The Globe reported last week that Mayor Thomas Menino is sitting on an eight-month-old report by Northeastern criminologist Jack McDevitt. The report, commissioned by former police chief Kathleen O'Toole, called for sweeping changes to restore credibility and trust to a department battered by nationally publicized fatal mistakes, corruption, and icy relations with many residents.
The report called for an ombudsman, a civilian review board, and new channels for citizens to file complaints against the police, such as social service agencies. For too long, complaints disappear into the secret abyss of the Internal Affairs Division.
A police spokeswoman told the Globe that Internal Affairs sustained a third of civilian complaints last year. ''We feel that we have been successful in policing our own,'' she said. Robert Kenney, president of the Boston Police Detectives Benevolent Society, added, ''The bottom line is there is no outcry in the public for any type of civilian review. The system works today.'' When the public has no way of knowing why the remaining twothirds of complaints were dismissed, this could clearly be a case of small success and massive failure. The reason there is no outcry may be because Menino and his predecessor, Ray Flynn, have spent the last two decades destroying any hope of a serious, independent review body.
In 1990, Attorney General James Shannon published a report based on a year-long investigation. It detailed a pattern of youth of color being illegally stopped and searched and being forced to give false testimony in the infamous case of Carol Stuart, during which African-American neighborhoods were turned upside down when all along her white husband was the killer.
Shannon said the police ''just didn't give us much cooperation.'' As a result, Shannon called for a civilian review board.
Flynn, who often offered lame alternatives to a review board, said, ''I don't think there's anywhere near the kind of erosion of public confidence that some people suggest.'' Outside experts disagreed. At that time, Sam Walker, a University of Nebraska criminal justice professor who studied 50 cities, called Boston one of the nation's top ''nonperformers'' in police oversight. ''Places like Boston are now out of step,'' Walker said.
By 1992, both US Attorney Wayne Budd and the St. Clair Commission called for a civilian review board after their investigations into alleged police misconduct. The St. Clair Commission cited a ''disturbing'' and ''profound lack of confidence and trust'' in the ability of the police to handle citizen complaints. It said, ''Only by bringing community members into the process can the Internal Affairs Division hope to regain credibility and restore the public's confidence that the Boston Police can be trusted to investigate themselves.'' The road to future denial was well-paved. In 1991, the Globe detailed campaign contributions by the Boston Police Patrolmen's Association to city councilors who opposed civilian review boards.
Then-councilor Menino, who received $1,000 from the union, said, ''If you think I'm going to sell my vote for money, you have to be crazy. I'm insulted by that.'' His actions since then have been an insult to common sense.

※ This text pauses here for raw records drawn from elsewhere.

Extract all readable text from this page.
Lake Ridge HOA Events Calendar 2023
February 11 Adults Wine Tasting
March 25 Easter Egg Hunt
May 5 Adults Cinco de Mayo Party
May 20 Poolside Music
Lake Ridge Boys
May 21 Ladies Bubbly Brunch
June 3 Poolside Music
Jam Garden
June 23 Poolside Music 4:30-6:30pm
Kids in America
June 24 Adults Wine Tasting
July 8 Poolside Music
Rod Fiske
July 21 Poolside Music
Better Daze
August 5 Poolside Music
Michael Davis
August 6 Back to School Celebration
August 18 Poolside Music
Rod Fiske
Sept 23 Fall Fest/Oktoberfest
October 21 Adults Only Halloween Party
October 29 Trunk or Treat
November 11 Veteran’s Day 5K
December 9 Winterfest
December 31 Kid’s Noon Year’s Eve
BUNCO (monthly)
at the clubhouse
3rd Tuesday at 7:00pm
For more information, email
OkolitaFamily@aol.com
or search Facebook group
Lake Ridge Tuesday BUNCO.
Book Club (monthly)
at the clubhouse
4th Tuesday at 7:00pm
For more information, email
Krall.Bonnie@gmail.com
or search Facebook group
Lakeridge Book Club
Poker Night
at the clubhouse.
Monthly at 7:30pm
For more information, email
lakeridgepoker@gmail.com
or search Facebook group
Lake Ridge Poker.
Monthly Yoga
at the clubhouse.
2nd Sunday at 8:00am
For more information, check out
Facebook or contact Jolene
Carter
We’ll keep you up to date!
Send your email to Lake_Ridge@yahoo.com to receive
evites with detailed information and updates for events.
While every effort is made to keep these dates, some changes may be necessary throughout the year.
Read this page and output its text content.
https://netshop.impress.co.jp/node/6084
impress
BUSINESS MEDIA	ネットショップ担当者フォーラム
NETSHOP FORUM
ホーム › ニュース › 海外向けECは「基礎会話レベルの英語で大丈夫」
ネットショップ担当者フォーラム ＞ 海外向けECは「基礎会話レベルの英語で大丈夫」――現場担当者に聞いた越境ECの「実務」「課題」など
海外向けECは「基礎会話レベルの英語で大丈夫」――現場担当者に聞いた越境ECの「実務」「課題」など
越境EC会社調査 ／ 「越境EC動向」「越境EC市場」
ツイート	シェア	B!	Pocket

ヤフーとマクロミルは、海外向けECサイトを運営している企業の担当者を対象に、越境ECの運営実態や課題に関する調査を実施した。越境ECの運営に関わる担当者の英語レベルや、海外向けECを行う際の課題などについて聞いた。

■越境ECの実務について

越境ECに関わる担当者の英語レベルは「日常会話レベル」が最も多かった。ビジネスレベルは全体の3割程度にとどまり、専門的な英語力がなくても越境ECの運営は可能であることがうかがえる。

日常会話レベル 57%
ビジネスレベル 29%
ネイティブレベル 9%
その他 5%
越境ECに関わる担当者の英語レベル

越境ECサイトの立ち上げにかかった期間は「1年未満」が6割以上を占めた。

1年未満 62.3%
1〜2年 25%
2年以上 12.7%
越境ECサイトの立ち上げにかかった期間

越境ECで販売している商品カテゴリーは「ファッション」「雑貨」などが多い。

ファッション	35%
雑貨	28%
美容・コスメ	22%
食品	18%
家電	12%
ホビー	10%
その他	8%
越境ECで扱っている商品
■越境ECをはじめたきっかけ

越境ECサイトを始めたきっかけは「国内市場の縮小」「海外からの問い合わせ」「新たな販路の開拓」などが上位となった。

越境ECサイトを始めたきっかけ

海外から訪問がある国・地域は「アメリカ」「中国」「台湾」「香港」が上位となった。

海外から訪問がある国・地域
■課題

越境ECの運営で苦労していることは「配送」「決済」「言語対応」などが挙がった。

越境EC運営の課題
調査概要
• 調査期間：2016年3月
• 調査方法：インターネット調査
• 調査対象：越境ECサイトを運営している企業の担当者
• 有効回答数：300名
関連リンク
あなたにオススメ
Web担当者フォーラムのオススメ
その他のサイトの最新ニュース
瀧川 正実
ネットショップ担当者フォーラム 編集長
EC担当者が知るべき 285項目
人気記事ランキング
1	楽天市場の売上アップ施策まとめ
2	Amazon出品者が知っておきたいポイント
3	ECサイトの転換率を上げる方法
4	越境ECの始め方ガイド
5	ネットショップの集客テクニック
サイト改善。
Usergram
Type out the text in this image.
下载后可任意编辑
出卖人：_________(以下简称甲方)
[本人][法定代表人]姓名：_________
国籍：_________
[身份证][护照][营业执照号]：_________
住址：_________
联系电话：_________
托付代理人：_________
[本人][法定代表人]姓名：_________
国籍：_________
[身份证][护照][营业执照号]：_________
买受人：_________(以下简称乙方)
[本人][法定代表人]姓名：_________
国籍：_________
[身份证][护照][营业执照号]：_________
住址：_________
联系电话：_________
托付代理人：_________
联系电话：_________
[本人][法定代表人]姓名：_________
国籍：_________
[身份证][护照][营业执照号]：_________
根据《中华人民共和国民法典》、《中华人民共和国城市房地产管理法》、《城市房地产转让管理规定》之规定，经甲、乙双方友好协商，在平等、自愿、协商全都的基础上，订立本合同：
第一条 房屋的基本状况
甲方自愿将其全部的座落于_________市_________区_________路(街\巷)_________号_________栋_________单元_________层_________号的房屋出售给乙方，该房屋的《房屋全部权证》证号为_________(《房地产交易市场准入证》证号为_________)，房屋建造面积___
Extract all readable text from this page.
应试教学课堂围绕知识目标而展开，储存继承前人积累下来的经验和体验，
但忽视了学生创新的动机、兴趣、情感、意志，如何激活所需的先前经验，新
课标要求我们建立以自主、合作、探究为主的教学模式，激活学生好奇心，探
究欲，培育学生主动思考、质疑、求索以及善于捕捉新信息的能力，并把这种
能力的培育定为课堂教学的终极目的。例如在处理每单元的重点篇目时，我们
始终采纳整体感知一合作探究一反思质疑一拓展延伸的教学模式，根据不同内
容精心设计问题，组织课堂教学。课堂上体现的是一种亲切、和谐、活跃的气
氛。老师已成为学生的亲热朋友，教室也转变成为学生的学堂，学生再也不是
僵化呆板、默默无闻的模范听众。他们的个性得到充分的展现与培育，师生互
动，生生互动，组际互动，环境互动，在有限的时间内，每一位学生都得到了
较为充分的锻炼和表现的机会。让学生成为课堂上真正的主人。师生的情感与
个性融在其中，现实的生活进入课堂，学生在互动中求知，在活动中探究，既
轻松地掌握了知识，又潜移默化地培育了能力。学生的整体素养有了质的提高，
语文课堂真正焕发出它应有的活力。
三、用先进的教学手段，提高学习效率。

On this issue, he became the ''urban mechanic'' who refused to look under the hood of the police department. In 1994, despite a botched drug raid that literally scared 75-year-old Accelyne Williams to death, Menino denounced civilian review boards as a ''crutch.'' He declared, ''Show me a city where a civilian review board works.'' In the aftermath of the police pepper-pellet killing of Victoria Snelgrove during a Red Sox celebration in 2004, Menino continued to claim that he feared a civilian review board ''could take charge of the police department. I'm not looking for that. I'm looking for us to have that connection with the community, so the community has faith in us. We shouldn't have an aggressive approach where we have a board out there saying, 'Oh, the police are doing a bad job.'.'' Few advocates of review boards ever trash entire police departments, given the thankless, courageous work the cops do, putting their lives on the line every day they put on the uniforms. The question has always been whether departments can be the final advocate for people complaining about bad apples. The conclusion McDevitt apparently reached is no.
Over the phone yesterday, McDevitt said community trust in the police is critical if mayors like Menino, who attack ''Stop Snitching'' T-shirts, want the fullest community courage and cooperation against street violence. ''It's so important for the police department to take the lead to see that the process is transparent,'' McDevitt said. ''With trust in the police among young people much lower, it is even more important that procedures be put in place for the whole system to work.'' Every day Menino sits on reform, he guarantees the system will not work.